At interface I, one side of the CtNbr1-FW β-sandwich composed of the β3-β4 loop, the β5 strand, and the β5–β6 loop contacts the α/β barrel domain of CtAms1 (Fig. 3b). The interface is quite extensive and buries a solvent-accessible surface area of 770 Å2 per molecule. The interface is of mixed nature and contains many van der Waals, hydrophobic, hydrogen bonding, and electrostatic interactions. The side-chain carboxylate of CtNbr1 D694 forms bifurcates hydrogen bonds with the guanidine group of CtAms1 R539. Alanine mutation of either residue abolished the binding in Pil1 co-tethering assay, underscoring the importance of the interaction (Fig. 4a, b). The side chains of Y695 and R761 of CtNbr1 hydrogen bond with the backbone carbonyl groups of G280 and G356 of CtAms1, respectively. Mutational analysis showed that Y695, but not R761, is important for the binding (Fig. 4a). There are a large number of van der Waals interactions at the interface that involve P274, N275, N278, E282, P323, H525, S528, D532, and R539 of CtAms1 and K689, V691, I745, H747, and T756 of CtNbr1.
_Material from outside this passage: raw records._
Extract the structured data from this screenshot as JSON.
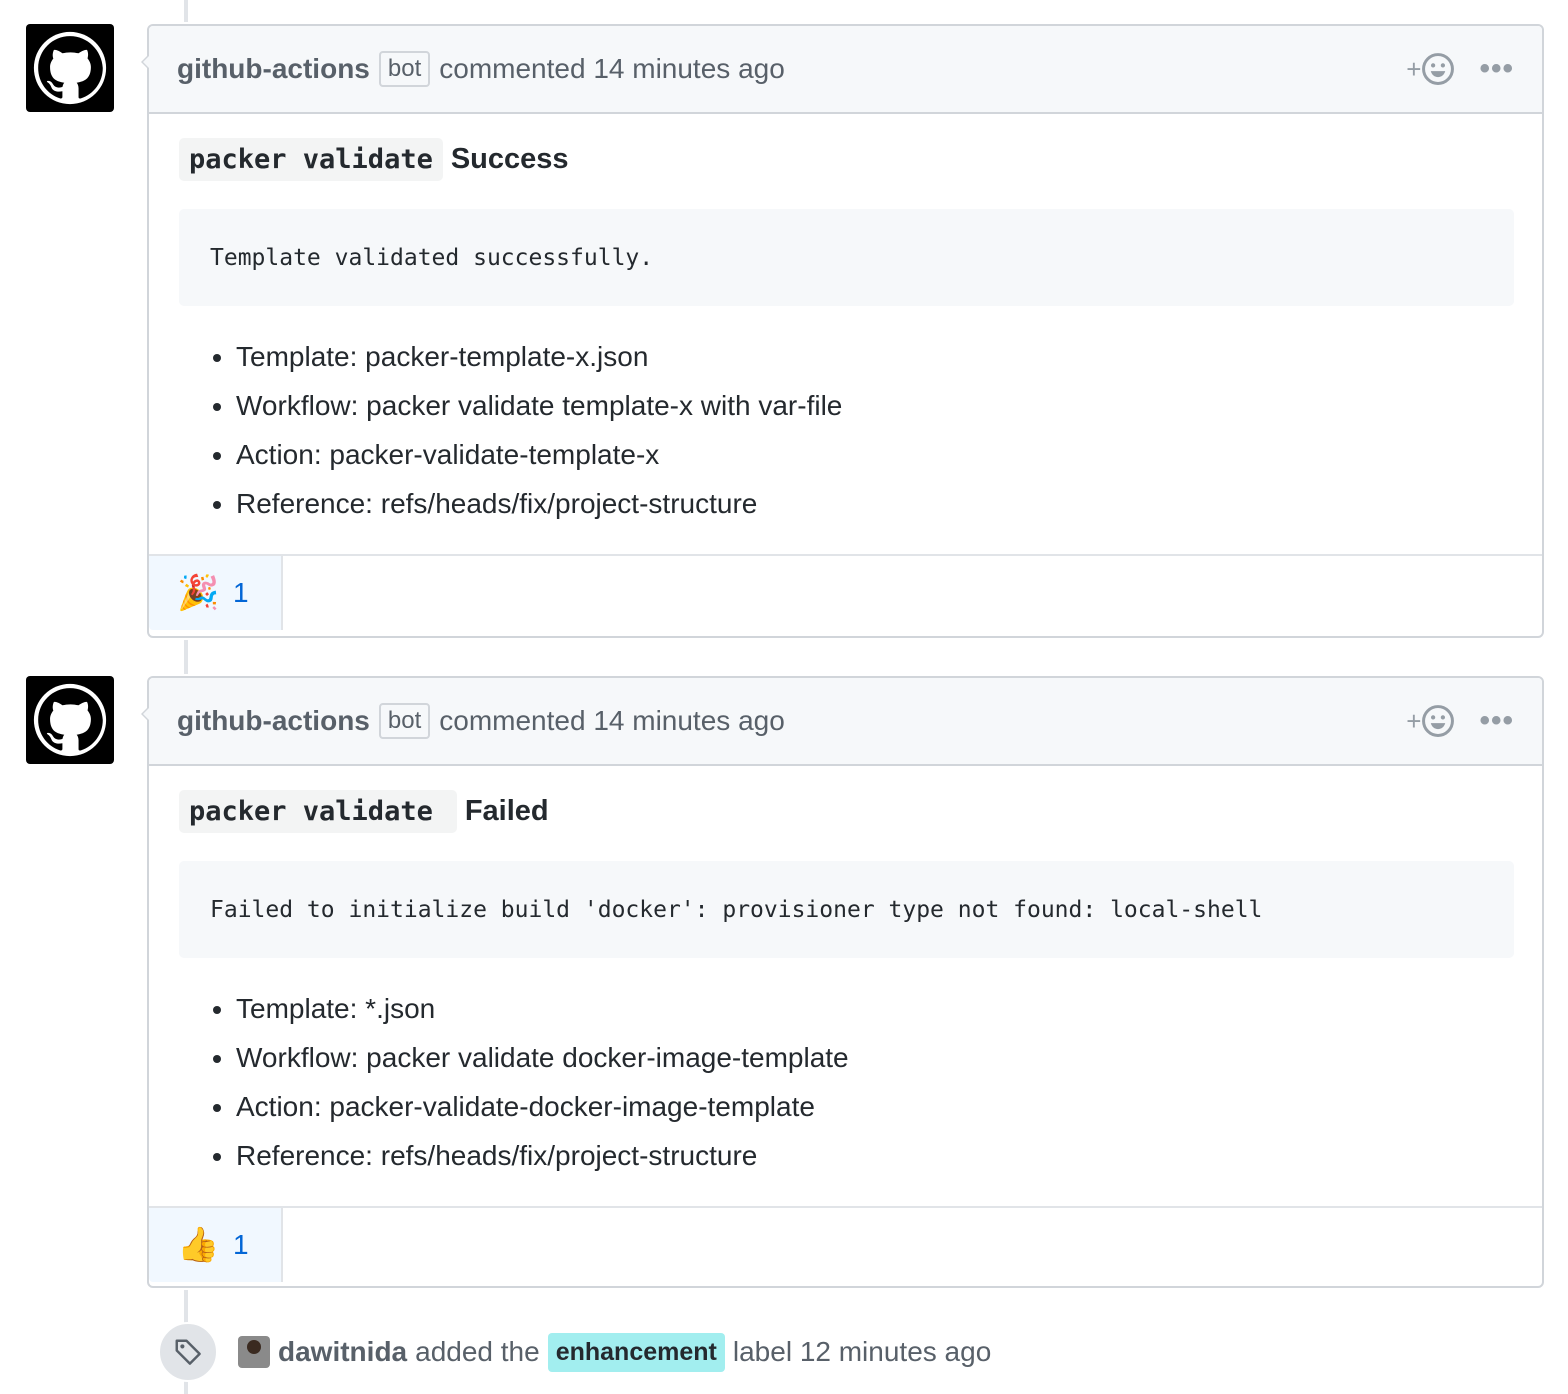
{
  "comments": [
    {
      "author": "github-actions",
      "badge": "bot",
      "meta": "commented 14 minutes ago",
      "command": "packer validate",
      "status": "Success",
      "output": "Template validated successfully.",
      "items": [
        "Template: packer-template-x.json",
        "Workflow: packer validate template-x with var-file",
        "Action: packer-validate-template-x",
        "Reference: refs/heads/fix/project-structure"
      ],
      "reaction": {
        "icon": "tada-icon",
        "emoji": "🎉",
        "count": "1"
      }
    },
    {
      "author": "github-actions",
      "badge": "bot",
      "meta": "commented 14 minutes ago",
      "command": "packer validate",
      "status": "Failed",
      "output": "Failed to initialize build 'docker': provisioner type not found: local-shell",
      "items": [
        "Template: *.json",
        "Workflow: packer validate docker-image-template",
        "Action: packer-validate-docker-image-template",
        "Reference: refs/heads/fix/project-structure"
      ],
      "reaction": {
        "icon": "thumbsup-icon",
        "emoji": "👍",
        "count": "1"
      }
    }
  ],
  "header_actions": {
    "add_reaction": "+",
    "more": "•••"
  },
  "event": {
    "actor": "dawitnida",
    "verb": "added the",
    "label": "enhancement",
    "suffix": "label 12 minutes ago",
    "label_color": "#a2eeef"
  },
  "colors": {
    "link_blue": "#0366d6",
    "border": "#d1d5da",
    "header_bg": "#f6f8fa",
    "text": "#24292e",
    "muted": "#586069"
  }
}
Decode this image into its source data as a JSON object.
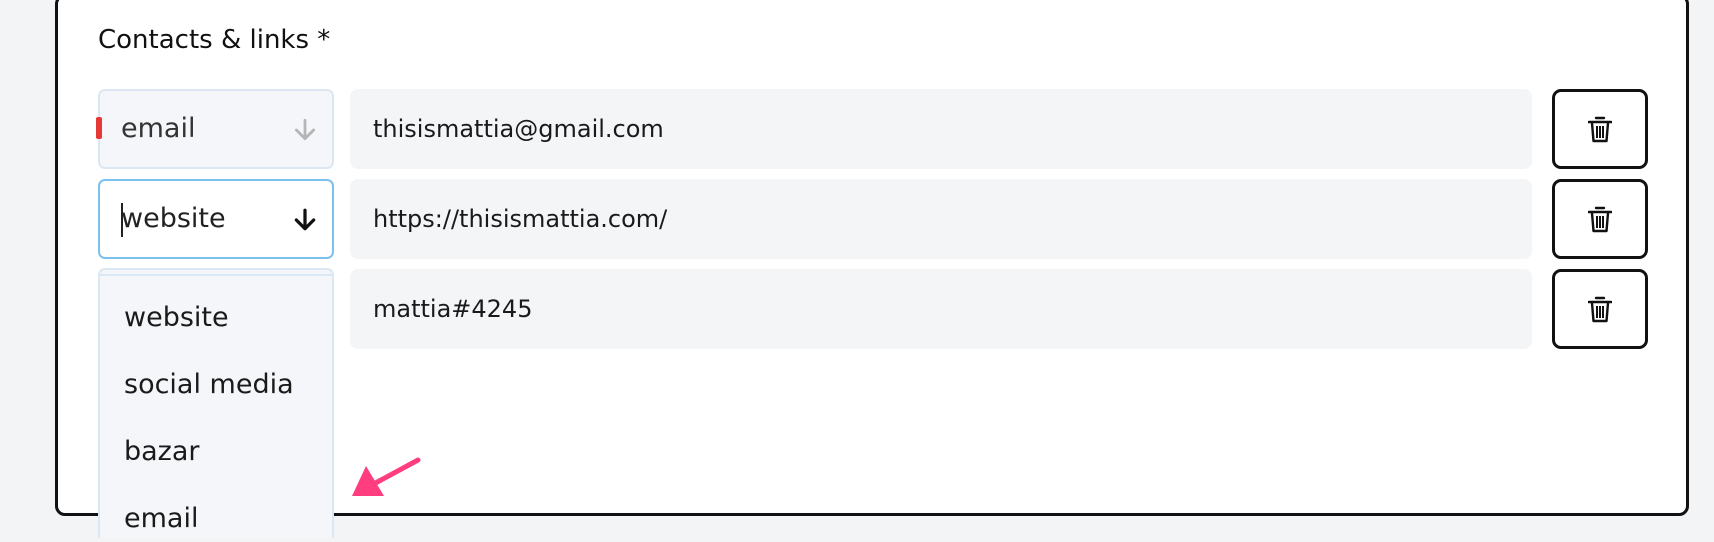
{
  "section": {
    "title": "Contacts & links *"
  },
  "rows": [
    {
      "type": "email",
      "value": "thisismattia@gmail.com"
    },
    {
      "type": "website",
      "value": "https://thisismattia.com/"
    },
    {
      "type": "",
      "value": "mattia#4245"
    }
  ],
  "dropdown": {
    "options": [
      "website",
      "social media",
      "bazar",
      "email"
    ]
  },
  "icons": {
    "select_arrow": "arrow-down-icon",
    "delete": "trash-icon",
    "annotation": "pointer-arrow-icon",
    "error": "error-icon"
  },
  "colors": {
    "focus_border": "#7cc1ee",
    "error": "#e53935",
    "annotation_arrow": "#ff3d7f"
  }
}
At interface II, the FW domain of CtNbr1 contacts the N-terminal tail and the 4-helix bundle of CtAms1_1 (Fig. 3c). The N-terminal tail of CtAms1_1 is anchored at the surface of CtAms1_3 before contacting β-sheet 2 of the FW domain and inserting the first two glycine residues into a pocket on the FW domain. The binding interface with the N-terminal tail of CtAms1 buries a solvent-accessible surface area of 478 Å2 per molecule. In addition, Y739 of the FW domain docks on an α-helix in the 4-helix bundle of CtAms1_1 and buries a solvent-accessible surface area of 111 Å2 per molecule. Mutation of Y739 to alanine did not affect the binding (Fig. 4a), suggesting that Y739 plays a minor role in binding.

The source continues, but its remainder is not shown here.